Fast WASABI post-processing: Access to rapid B0 and B1 correction in clinical routine for CEST MRI.

CEST MRI methods, such as APT and NOE imaging reveal biomarkers with significant diagnostic potential due to their ability to access molecular tissue information. Regardless of the technique used, CEST MRI data are affected by static magnetic B0 and radiofrequency B1 field inhomogeneities that degrade their contrast. For this reason, the correction of B0 field-induced artefacts is essential, whereas accounting for B1 field inhomogeneities have shown significant improvements in image readability. In a previous work, an MRI protocol called WASABI was presented, which can map simultaneously B0 and B1 field inhomogeneities, while maintaining the same sequence and readout types as used for CEST MRI. Despite the highly satisfactory quality of B0 and B1 maps computed from the WASABI data, the post-processing method is based on an exhaustive search of a four-parameter space and an additional four-parameter non-linear model fitting step.

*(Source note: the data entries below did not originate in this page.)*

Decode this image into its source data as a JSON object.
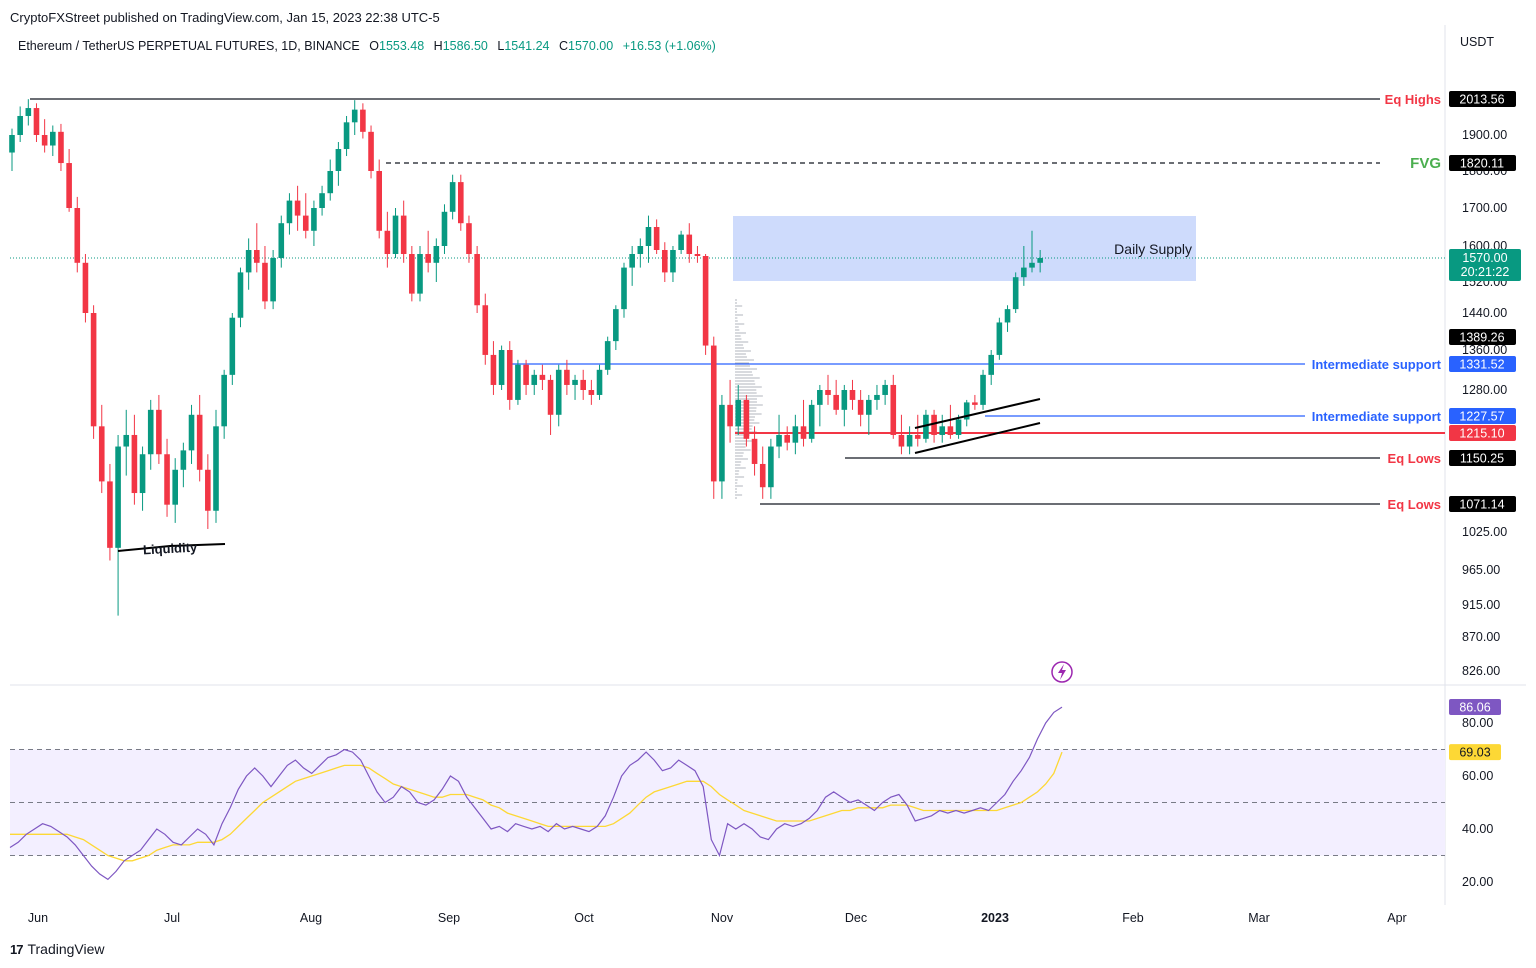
{
  "header": {
    "published": "CryptoFXStreet published on TradingView.com, Jan 15, 2023 22:38 UTC-5",
    "symbol": "Ethereum / TetherUS PERPETUAL FUTURES, 1D, BINANCE",
    "o_label": "O",
    "o_value": "1553.48",
    "h_label": "H",
    "h_value": "1586.50",
    "l_label": "L",
    "l_value": "1541.24",
    "c_label": "C",
    "c_value": "1570.00",
    "change": "+16.53 (+1.06%)",
    "currency": "USDT"
  },
  "footer": {
    "brand": "TradingView",
    "logo": "17"
  },
  "chart_data": [
    {
      "type": "candlestick",
      "title": "Ethereum / TetherUS PERPETUAL FUTURES, 1D, BINANCE",
      "x_ticks": [
        "Jun",
        "Jul",
        "Aug",
        "Sep",
        "Oct",
        "Nov",
        "Dec",
        "2023",
        "Feb",
        "Mar",
        "Apr"
      ],
      "y_ticks": [
        "1900.00",
        "1800.00",
        "1700.00",
        "1600.00",
        "1520.00",
        "1440.00",
        "1360.00",
        "1280.00",
        "1025.00",
        "965.00",
        "915.00",
        "870.00",
        "826.00"
      ],
      "ylim": [
        800,
        2080
      ],
      "last_price": "1570.00",
      "countdown": "20:21:22",
      "colors": {
        "up": "#089981",
        "down": "#f23645",
        "supply_zone": "#c5d5fb"
      },
      "levels": [
        {
          "label": "Eq Highs",
          "value": 2013.56,
          "tag": "2013.56",
          "label_color": "#f23645",
          "style": "solid",
          "color": "#131722"
        },
        {
          "label": "FVG",
          "value": 1820.11,
          "tag": "1820.11",
          "label_color": "#4caf50",
          "style": "dashed",
          "color": "#131722"
        },
        {
          "label": "",
          "value": 1389.26,
          "tag": "1389.26",
          "label_color": "#131722",
          "style": "none",
          "color": "#131722"
        },
        {
          "label": "Intermediate support",
          "value": 1331.52,
          "tag": "1331.52",
          "label_color": "#2962ff",
          "style": "solid",
          "color": "#2962ff"
        },
        {
          "label": "Intermediate support",
          "value": 1227.57,
          "tag": "1227.57",
          "label_color": "#2962ff",
          "style": "solid",
          "color": "#2962ff"
        },
        {
          "label": "",
          "value": 1215.1,
          "tag": "1215.10",
          "label_color": "#f23645",
          "style": "solid",
          "color": "#f23645"
        },
        {
          "label": "Eq Lows",
          "value": 1150.25,
          "tag": "1150.25",
          "label_color": "#f23645",
          "style": "solid",
          "color": "#131722"
        },
        {
          "label": "Eq Lows",
          "value": 1071.14,
          "tag": "1071.14",
          "label_color": "#f23645",
          "style": "solid",
          "color": "#131722"
        }
      ],
      "annotations": {
        "supply_zone": "Daily Supply",
        "liquidity": "Liquidity"
      },
      "candles": [
        [
          1850,
          1920,
          1800,
          1900
        ],
        [
          1900,
          1990,
          1880,
          1960
        ],
        [
          1960,
          2013,
          1930,
          1985
        ],
        [
          1985,
          2000,
          1880,
          1900
        ],
        [
          1900,
          1950,
          1850,
          1870
        ],
        [
          1870,
          1930,
          1840,
          1910
        ],
        [
          1910,
          1935,
          1800,
          1820
        ],
        [
          1820,
          1860,
          1690,
          1700
        ],
        [
          1700,
          1730,
          1540,
          1560
        ],
        [
          1560,
          1580,
          1420,
          1440
        ],
        [
          1440,
          1460,
          1200,
          1220
        ],
        [
          1220,
          1250,
          1090,
          1110
        ],
        [
          1110,
          1140,
          980,
          1000
        ],
        [
          1000,
          1210,
          900,
          1180
        ],
        [
          1180,
          1240,
          1120,
          1210
        ],
        [
          1210,
          1230,
          1070,
          1090
        ],
        [
          1090,
          1180,
          1060,
          1160
        ],
        [
          1160,
          1260,
          1130,
          1240
        ],
        [
          1240,
          1270,
          1140,
          1160
        ],
        [
          1160,
          1200,
          1050,
          1070
        ],
        [
          1070,
          1150,
          1040,
          1130
        ],
        [
          1130,
          1190,
          1100,
          1170
        ],
        [
          1170,
          1250,
          1140,
          1230
        ],
        [
          1230,
          1270,
          1110,
          1130
        ],
        [
          1130,
          1160,
          1030,
          1060
        ],
        [
          1060,
          1240,
          1040,
          1220
        ],
        [
          1220,
          1320,
          1200,
          1310
        ],
        [
          1310,
          1440,
          1290,
          1430
        ],
        [
          1430,
          1550,
          1410,
          1540
        ],
        [
          1540,
          1620,
          1500,
          1590
        ],
        [
          1590,
          1660,
          1540,
          1560
        ],
        [
          1560,
          1600,
          1450,
          1470
        ],
        [
          1470,
          1590,
          1450,
          1570
        ],
        [
          1570,
          1680,
          1550,
          1660
        ],
        [
          1660,
          1740,
          1630,
          1720
        ],
        [
          1720,
          1760,
          1640,
          1680
        ],
        [
          1680,
          1740,
          1620,
          1640
        ],
        [
          1640,
          1720,
          1600,
          1700
        ],
        [
          1700,
          1760,
          1680,
          1740
        ],
        [
          1740,
          1830,
          1720,
          1800
        ],
        [
          1800,
          1880,
          1760,
          1860
        ],
        [
          1860,
          1960,
          1840,
          1940
        ],
        [
          1940,
          2010,
          1900,
          1980
        ],
        [
          1980,
          2000,
          1890,
          1910
        ],
        [
          1910,
          1930,
          1780,
          1800
        ],
        [
          1800,
          1830,
          1620,
          1640
        ],
        [
          1640,
          1690,
          1550,
          1580
        ],
        [
          1580,
          1700,
          1570,
          1680
        ],
        [
          1680,
          1720,
          1560,
          1580
        ],
        [
          1580,
          1600,
          1470,
          1490
        ],
        [
          1490,
          1600,
          1470,
          1580
        ],
        [
          1580,
          1640,
          1540,
          1560
        ],
        [
          1560,
          1620,
          1520,
          1600
        ],
        [
          1600,
          1710,
          1580,
          1690
        ],
        [
          1690,
          1790,
          1670,
          1770
        ],
        [
          1770,
          1790,
          1640,
          1660
        ],
        [
          1660,
          1680,
          1560,
          1580
        ],
        [
          1580,
          1600,
          1440,
          1460
        ],
        [
          1460,
          1490,
          1330,
          1350
        ],
        [
          1350,
          1380,
          1270,
          1290
        ],
        [
          1290,
          1370,
          1280,
          1360
        ],
        [
          1360,
          1380,
          1240,
          1260
        ],
        [
          1260,
          1340,
          1250,
          1330
        ],
        [
          1330,
          1340,
          1270,
          1290
        ],
        [
          1290,
          1320,
          1270,
          1310
        ],
        [
          1310,
          1330,
          1280,
          1300
        ],
        [
          1300,
          1310,
          1210,
          1230
        ],
        [
          1230,
          1330,
          1220,
          1320
        ],
        [
          1320,
          1340,
          1270,
          1290
        ],
        [
          1290,
          1310,
          1260,
          1300
        ],
        [
          1300,
          1320,
          1260,
          1280
        ],
        [
          1280,
          1300,
          1250,
          1270
        ],
        [
          1270,
          1330,
          1260,
          1320
        ],
        [
          1320,
          1390,
          1310,
          1380
        ],
        [
          1380,
          1460,
          1360,
          1450
        ],
        [
          1450,
          1560,
          1430,
          1550
        ],
        [
          1550,
          1600,
          1510,
          1580
        ],
        [
          1580,
          1620,
          1550,
          1600
        ],
        [
          1600,
          1680,
          1560,
          1650
        ],
        [
          1650,
          1670,
          1580,
          1590
        ],
        [
          1590,
          1610,
          1520,
          1540
        ],
        [
          1540,
          1600,
          1520,
          1590
        ],
        [
          1590,
          1640,
          1580,
          1630
        ],
        [
          1630,
          1660,
          1560,
          1580
        ],
        [
          1580,
          1600,
          1560,
          1575
        ],
        [
          1575,
          1580,
          1350,
          1370
        ],
        [
          1370,
          1390,
          1080,
          1110
        ],
        [
          1110,
          1270,
          1080,
          1250
        ],
        [
          1250,
          1300,
          1190,
          1220
        ],
        [
          1220,
          1290,
          1210,
          1260
        ],
        [
          1260,
          1270,
          1180,
          1200
        ],
        [
          1200,
          1220,
          1120,
          1140
        ],
        [
          1140,
          1180,
          1080,
          1100
        ],
        [
          1100,
          1200,
          1080,
          1180
        ],
        [
          1180,
          1230,
          1150,
          1210
        ],
        [
          1210,
          1220,
          1170,
          1190
        ],
        [
          1190,
          1230,
          1160,
          1220
        ],
        [
          1220,
          1260,
          1180,
          1200
        ],
        [
          1200,
          1260,
          1190,
          1250
        ],
        [
          1250,
          1290,
          1220,
          1280
        ],
        [
          1280,
          1310,
          1250,
          1270
        ],
        [
          1270,
          1300,
          1230,
          1240
        ],
        [
          1240,
          1290,
          1220,
          1280
        ],
        [
          1280,
          1300,
          1240,
          1260
        ],
        [
          1260,
          1280,
          1220,
          1230
        ],
        [
          1230,
          1270,
          1210,
          1260
        ],
        [
          1260,
          1290,
          1240,
          1270
        ],
        [
          1270,
          1300,
          1250,
          1290
        ],
        [
          1290,
          1310,
          1200,
          1210
        ],
        [
          1210,
          1230,
          1160,
          1180
        ],
        [
          1180,
          1220,
          1160,
          1210
        ],
        [
          1210,
          1230,
          1180,
          1200
        ],
        [
          1200,
          1240,
          1190,
          1230
        ],
        [
          1230,
          1240,
          1190,
          1210
        ],
        [
          1210,
          1230,
          1190,
          1220
        ],
        [
          1220,
          1250,
          1200,
          1210
        ],
        [
          1210,
          1230,
          1200,
          1225
        ],
        [
          1225,
          1260,
          1220,
          1255
        ],
        [
          1255,
          1270,
          1240,
          1250
        ],
        [
          1250,
          1320,
          1240,
          1310
        ],
        [
          1310,
          1360,
          1290,
          1350
        ],
        [
          1350,
          1430,
          1340,
          1420
        ],
        [
          1420,
          1460,
          1400,
          1450
        ],
        [
          1450,
          1540,
          1440,
          1530
        ],
        [
          1530,
          1600,
          1510,
          1550
        ],
        [
          1550,
          1640,
          1540,
          1560
        ],
        [
          1560,
          1590,
          1540,
          1570
        ]
      ],
      "rsi": {
        "levels": [
          70,
          50,
          30
        ],
        "y_ticks": [
          "80.00",
          "60.00",
          "40.00",
          "20.00"
        ],
        "ylim": [
          15,
          95
        ],
        "current": "86.06",
        "signal_current": "69.03",
        "colors": {
          "rsi": "#7e57c2",
          "signal": "#fdd835",
          "band": "#f3efff"
        },
        "rsi_values": [
          33,
          35,
          38,
          40,
          42,
          41,
          39,
          37,
          34,
          30,
          26,
          23,
          21,
          24,
          28,
          30,
          32,
          36,
          40,
          38,
          35,
          34,
          37,
          40,
          38,
          34,
          42,
          48,
          55,
          60,
          63,
          60,
          56,
          60,
          64,
          66,
          63,
          61,
          64,
          67,
          68,
          70,
          69,
          66,
          60,
          54,
          50,
          52,
          56,
          54,
          50,
          49,
          51,
          55,
          60,
          58,
          52,
          48,
          44,
          40,
          41,
          39,
          42,
          41,
          40,
          41,
          39,
          42,
          40,
          41,
          40,
          39,
          41,
          45,
          52,
          60,
          64,
          66,
          69,
          66,
          62,
          63,
          66,
          64,
          62,
          56,
          36,
          30,
          42,
          40,
          42,
          40,
          37,
          36,
          40,
          42,
          41,
          42,
          44,
          47,
          52,
          54,
          52,
          50,
          51,
          49,
          47,
          50,
          52,
          53,
          49,
          43,
          44,
          45,
          47,
          46,
          47,
          46,
          47,
          48,
          47,
          50,
          53,
          58,
          62,
          67,
          74,
          80,
          84,
          86
        ],
        "signal_values": [
          38,
          38,
          38,
          38,
          38,
          38,
          38,
          38,
          37,
          36,
          34,
          32,
          30,
          29,
          28,
          28,
          29,
          30,
          32,
          33,
          34,
          34,
          34,
          35,
          35,
          35,
          36,
          38,
          41,
          44,
          47,
          50,
          52,
          54,
          56,
          58,
          59,
          60,
          61,
          62,
          63,
          64,
          64,
          64,
          63,
          61,
          59,
          57,
          56,
          55,
          54,
          53,
          52,
          52,
          53,
          53,
          53,
          52,
          51,
          49,
          48,
          46,
          45,
          44,
          43,
          42,
          41,
          41,
          41,
          41,
          41,
          41,
          41,
          41,
          42,
          44,
          46,
          49,
          52,
          54,
          55,
          56,
          57,
          58,
          58,
          58,
          56,
          53,
          51,
          49,
          47,
          46,
          45,
          44,
          43,
          43,
          43,
          43,
          43,
          44,
          45,
          46,
          47,
          47,
          48,
          48,
          48,
          48,
          49,
          49,
          49,
          48,
          47,
          47,
          47,
          47,
          47,
          47,
          47,
          47,
          47,
          47,
          48,
          49,
          50,
          52,
          54,
          57,
          61,
          69
        ]
      },
      "volume_profile": true
    }
  ]
}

This leads to long post-processing times that are prohibitive in clinical practice. This work provides a new method for fast post-processing of WASABI data with outstanding acceleration of the parameter estimation procedure and without compromising its stability. The resulting computational acceleration makes the WASABI technique suitable for clinical use. The stability of the method is demonstrated on phantom data and clinical 3 Tesla in vivo data.